Polley also gave credit to director Atom Egoyan, who directed her in several films, including The Sweet Hereafter, and served as executive producer of Polley’s first full-length directorial feature, Away from Her. 

She said that Egoyan “invested an enormous amount of time into me as I started to make my own short films.”

Polley also noted that that when she’s “really at a loss,” Egoyan “still is my 911 call.”

However, Polley confessed that it took her a long time to get over the fears she had in the business, admitting that working as a child actor “wasn’t the most positive experience.”

She added ,”There were exceptions to the rule, there always are …but overall, it wasn’t a great experience, and in some cases, quite traumatic.’’

Those experiences led her to having a ‘kind of allergic reaction to success,” and that if something went well for her, “It brought me right back to the experience of being a child actor and other people being invested in what I was doing before I was ready for that. It took a really, really long time to realize how much I loved doing this and to, sort of, not let that habitual fear or aversion dictate the choices I’ve made in my life.

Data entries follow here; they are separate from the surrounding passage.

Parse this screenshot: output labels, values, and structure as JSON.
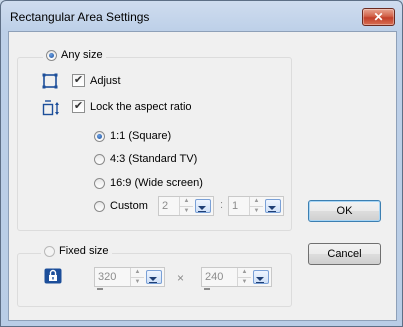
{
  "window": {
    "title": "Rectangular Area Settings",
    "close_glyph": "✕"
  },
  "any_size": {
    "label": "Any size",
    "selected": true,
    "adjust": {
      "label": "Adjust",
      "checked": true,
      "icon": "crop-rectangle-icon"
    },
    "lock_aspect": {
      "label": "Lock the aspect ratio",
      "checked": true,
      "icon": "aspect-ratio-icon"
    },
    "ratios": [
      {
        "label": "1:1 (Square)",
        "selected": true
      },
      {
        "label": "4:3 (Standard TV)",
        "selected": false
      },
      {
        "label": "16:9 (Wide screen)",
        "selected": false
      },
      {
        "label": "Custom",
        "selected": false
      }
    ],
    "custom": {
      "left_value": "2",
      "separator": ":",
      "right_value": "1"
    }
  },
  "fixed_size": {
    "label": "Fixed size",
    "selected": false,
    "lock_icon": "lock-icon",
    "width_value": "320",
    "separator": "×",
    "height_value": "240"
  },
  "buttons": {
    "ok": "OK",
    "cancel": "Cancel"
  },
  "colors": {
    "accent": "#1c4e9a",
    "close": "#c2402a"
  }
}
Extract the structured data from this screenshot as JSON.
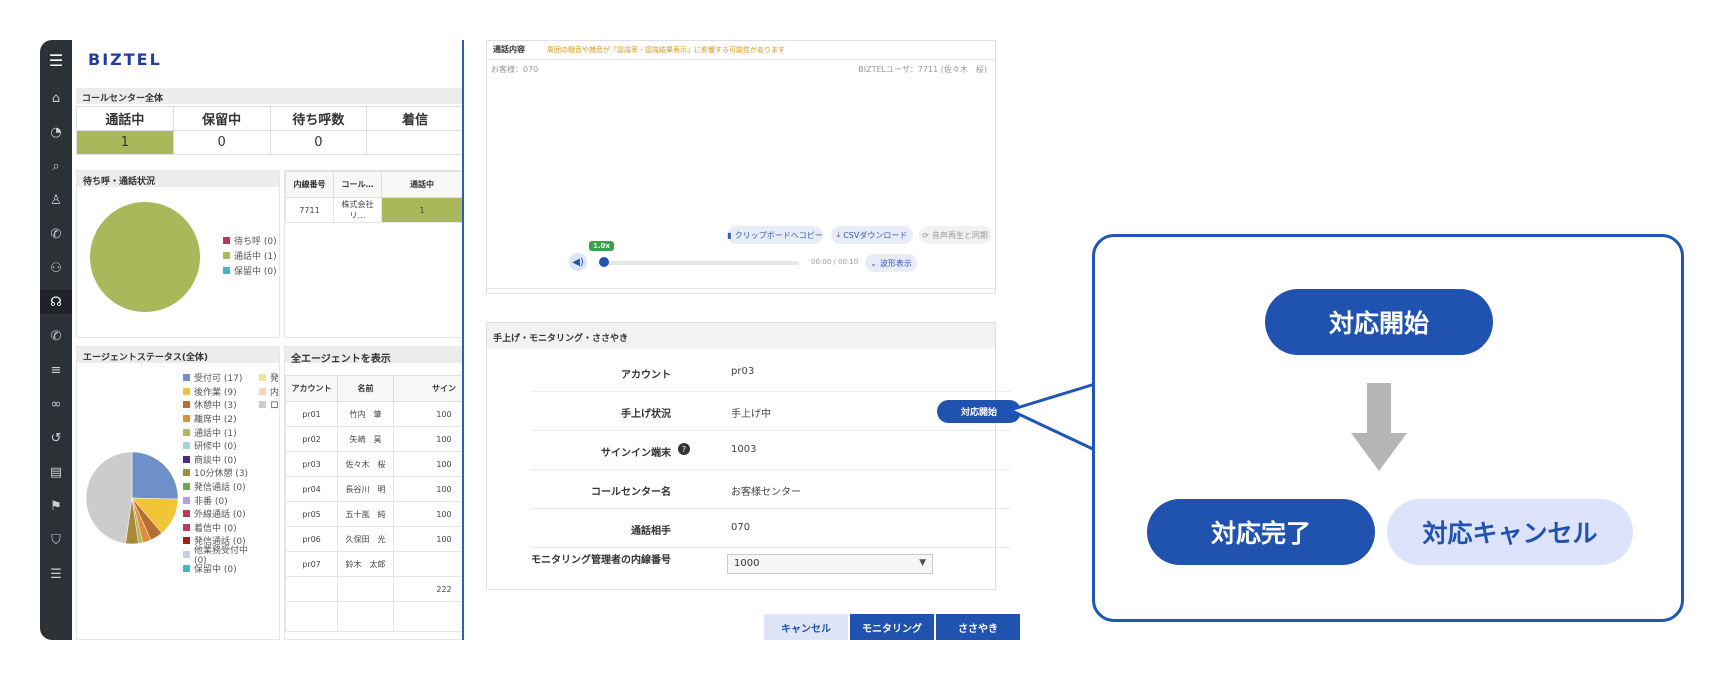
{
  "logo": "BIZTEL",
  "callcenter": {
    "title": "コールセンター全体",
    "headers": [
      "通話中",
      "保留中",
      "待ち呼数",
      "着信"
    ],
    "values": [
      "1",
      "0",
      "0",
      ""
    ]
  },
  "pie_panel": {
    "title": "待ち呼・通話状況",
    "legend": [
      {
        "label": "待ち呼 (0)",
        "color": "#c2365a"
      },
      {
        "label": "通話中 (1)",
        "color": "#a9b85a"
      },
      {
        "label": "保留中 (0)",
        "color": "#3fb6c9"
      }
    ]
  },
  "ext_table": {
    "headers": [
      "内線番号",
      "コール…",
      "通話中"
    ],
    "row": [
      "7711",
      "株式会社リ…",
      "1"
    ]
  },
  "agent_status": {
    "title": "エージェントステータス(全体)",
    "legend": [
      {
        "label": "受付可 (17)",
        "color": "#6f8fc8"
      },
      {
        "label": "後作業 (9)",
        "color": "#f2c438"
      },
      {
        "label": "休憩中 (3)",
        "color": "#b86d33"
      },
      {
        "label": "離席中 (2)",
        "color": "#e08e3a"
      },
      {
        "label": "通話中 (1)",
        "color": "#a9b85a"
      },
      {
        "label": "研修中 (0)",
        "color": "#9fd6e0"
      },
      {
        "label": "商談中 (0)",
        "color": "#4b2a87"
      },
      {
        "label": "10分休憩 (3)",
        "color": "#a9883a"
      },
      {
        "label": "発信通話 (0)",
        "color": "#6fa84a"
      },
      {
        "label": "非番 (0)",
        "color": "#b89be0"
      },
      {
        "label": "外線通話 (0)",
        "color": "#c2365a"
      },
      {
        "label": "着信中 (0)",
        "color": "#c2365a"
      },
      {
        "label": "発信通話 (0)",
        "color": "#a81c1c"
      },
      {
        "label": "他業務受付中 (0)",
        "color": "#c8cde8"
      },
      {
        "label": "保留中 (0)",
        "color": "#3fb6c9"
      }
    ],
    "legend2": [
      {
        "label": "発",
        "color": "#f2e39a"
      },
      {
        "label": "内",
        "color": "#f2d9b5"
      },
      {
        "label": "ロ",
        "color": "#cccccc"
      }
    ]
  },
  "agents": {
    "title": "全エージェントを表示",
    "headers": [
      "アカウント",
      "名前",
      "サイン"
    ],
    "rows": [
      [
        "pr01",
        "竹内　肇",
        "100"
      ],
      [
        "pr02",
        "矢崎　昊",
        "100"
      ],
      [
        "pr03",
        "佐々木　桜",
        "100"
      ],
      [
        "pr04",
        "長谷川　明",
        "100"
      ],
      [
        "pr05",
        "五十嵐　純",
        "100"
      ],
      [
        "pr06",
        "久保田　光",
        "100"
      ],
      [
        "pr07",
        "鈴木　太郎",
        ""
      ]
    ],
    "footer": "222"
  },
  "call_content": {
    "title": "通話内容",
    "warning": "周囲の騒音や雑音が「認識率・認識結果表示」に影響する可能性があります",
    "customer": "お客様：070",
    "user": "BIZTELユーザ：7711 (佐々木　桜)",
    "clipboard": "クリップボードへコピー",
    "csv": "CSVダウンロード",
    "sync": "音声再生と同期",
    "speed": "1.0x",
    "time": "00:00 / 00:10",
    "wave": "波形表示"
  },
  "monitor": {
    "title": "手上げ・モニタリング・ささやき",
    "rows": [
      {
        "label": "アカウント",
        "value": "pr03"
      },
      {
        "label": "手上げ状況",
        "value": "手上げ中"
      },
      {
        "label": "サインイン端末",
        "value": "1003"
      },
      {
        "label": "コールセンター名",
        "value": "お客様センター"
      },
      {
        "label": "通話相手",
        "value": "070"
      },
      {
        "label": "モニタリング管理者の内線番号",
        "value": "1000"
      }
    ],
    "start_button": "対応開始"
  },
  "footer_buttons": {
    "cancel": "キャンセル",
    "monitoring": "モニタリング",
    "whisper": "ささやき"
  },
  "callout": {
    "start": "対応開始",
    "complete": "対応完了",
    "cancel": "対応キャンセル"
  }
}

I think that was a relatively recent experience of just realizing the unbelievable luck of getting to tell stories.”

With that, Polley introduced her dynamic Women Talking cast, which included McDormand, Rooney Mara, Claire Foy, Jesse Buckley, Liv McNeil ,Kate Hallett, Michelle McLeod, Sheila McCarthy, and Judith Ivey.

Ben Whishaw, the film’s sole key male actor, hadn’t been able to travel to the Colorado Rockies for the screening.

Women Talking will be released through United Artists from December 2, following a string of appearances at festivals throughout the fall.